Children participate in a Day of the Dead art activity at Anderson Ranch Arts Center.
Courtesy of Anderson Ranch Arts Center

“This is something I am really excited about, because at the Ranch we have so many amazing artists come through here and sometimes it’s hard to make sure everyone connects with those artists,” Martinez said.

The Anderson Ranch Arts Center is working with a curriculum development company to create curriculum about the visiting artists and their work for educators to use. Martinez said this curriculum is especially valuable because children will get to see themselves in their schooling and realize there are people who look like them and share their experiences.

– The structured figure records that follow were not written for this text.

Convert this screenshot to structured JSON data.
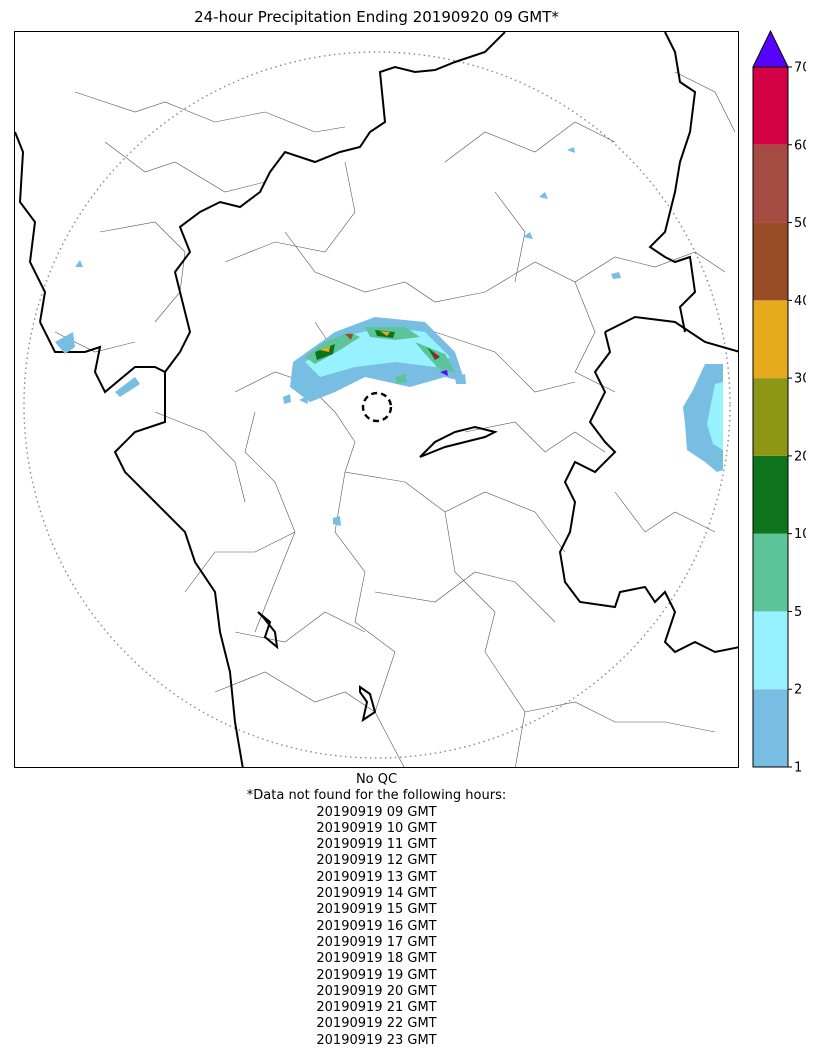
{
  "title": "24-hour Precipitation Ending 20190920 09 GMT*",
  "colorbar": {
    "levels": [
      1,
      2,
      5,
      10,
      20,
      30,
      40,
      50,
      60,
      70
    ],
    "colors": [
      "#78bee3",
      "#98f1ff",
      "#5dc49a",
      "#0e741b",
      "#8d9715",
      "#e7aa1e",
      "#9a4c26",
      "#a54c42",
      "#d40146"
    ],
    "extend_color": "#5604ff",
    "tick_labels": [
      "1",
      "2",
      "5",
      "10",
      "20",
      "30",
      "40",
      "50",
      "60",
      "70"
    ]
  },
  "footer": {
    "qc": "No QC",
    "missing_note": "*Data not found for the following hours:",
    "missing_hours": [
      "20190919 09 GMT",
      "20190919 10 GMT",
      "20190919 11 GMT",
      "20190919 12 GMT",
      "20190919 13 GMT",
      "20190919 14 GMT",
      "20190919 15 GMT",
      "20190919 16 GMT",
      "20190919 17 GMT",
      "20190919 18 GMT",
      "20190919 19 GMT",
      "20190919 20 GMT",
      "20190919 21 GMT",
      "20190919 22 GMT",
      "20190919 23 GMT"
    ]
  }
}
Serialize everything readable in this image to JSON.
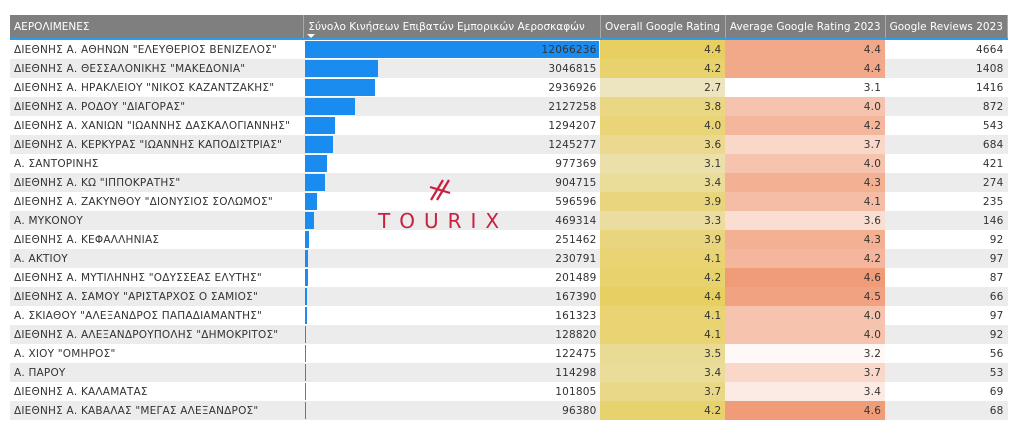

“Regardless of what community you are a part of, other young kids can learn about these amazing artists and cultural traditions,” said Martinez. “Cross-cultural connection is really important whether you identify as Latino or not.”

“I think these are great pipeline programs to be able to expose young minds and young people to the arts and for them to see themselves as part of this arts community. The long-term impact of that is invaluable,” Sánchez said.

According to Sánchez, in many mainstream art programs, Latino students may not feel safe or welcome and do not see themselves reflected in the experiences. Art institutions strive for programs that focus on engaging the creative minds of children, however most programs fall short when it comes to diversity, Sánchez said.

“What the Ranch is modeling is a program where young people, who in this case happen to be Latinos, experience curriculum that has been curated to ensure they see themselves,” he said.

From Sept. 18 to Oct. 15, Rafael Fajardo will be a visiting artist working at the Anderson Ranch Arts Center. Fajardo, a Latin American immigrant, creates socially conscious video games as an art form. He is also slated to be on the panel for Finding Your Voice: Culture and Community in Latinx Art and the Arts and Education Workshop.

Artist Rafael Fajardo will be visiting the Anderson Ranch Arts Center from Sept. 18 through Oct. 15.
Courtesy of Roddy MacInnes

As a Latin American artist and immigrant, Fajardo said he has always been conscious of the absence of Latinx voices in mainstream media. When he started exploring the idea of creating video games with heavy subject matter 20 years ago, the consensus was it could not be done.

“Our first experiments really took gameplay from the most popular video games at the time and changed out the visual artwork in those games. We demonstrated that you could indeed have video games that talk about serious subject matter,” he said.

“We took the gameplay of Frogger, which was one of the most commercially successful arcade video games of all time, and changed out the visual artwork from a cute frog to a cute brown person,” Fajardo said. “We located it at the U.S.-Mexico border and put the player in the role of embodying a cute brown person trying to cross the U.S. Mexico border.”

This image was captured from a moment early in the game Crosser. It shows the player character, Carlos Moreno, in his starting position at the bottom of the image.
Courtesy of SWEAT Collaborative

Fajardo was living and working at the U.S. Mexico border at the time he created the game. The game represented both a personal investment and narrative for him.

“That game had a very specific set of messages. On the one hand, it was a critique of video games that had come before. It was also providing representation of people who were not present and providing stories that weren’t present in the media. It showed that the medium is capable of handling diverse representation and diverse storytelling,” he said.

Although exploring video games as an art form and medium of expression is fairly new, Fajardo said that there are now many others finding identity and voice through creating video games.

“I am honored and humbled to be considered worthy of being a role model for communities,” he said. “I’m hoping that I can actually help somebody find their voice and help somebody find a pathway through art.”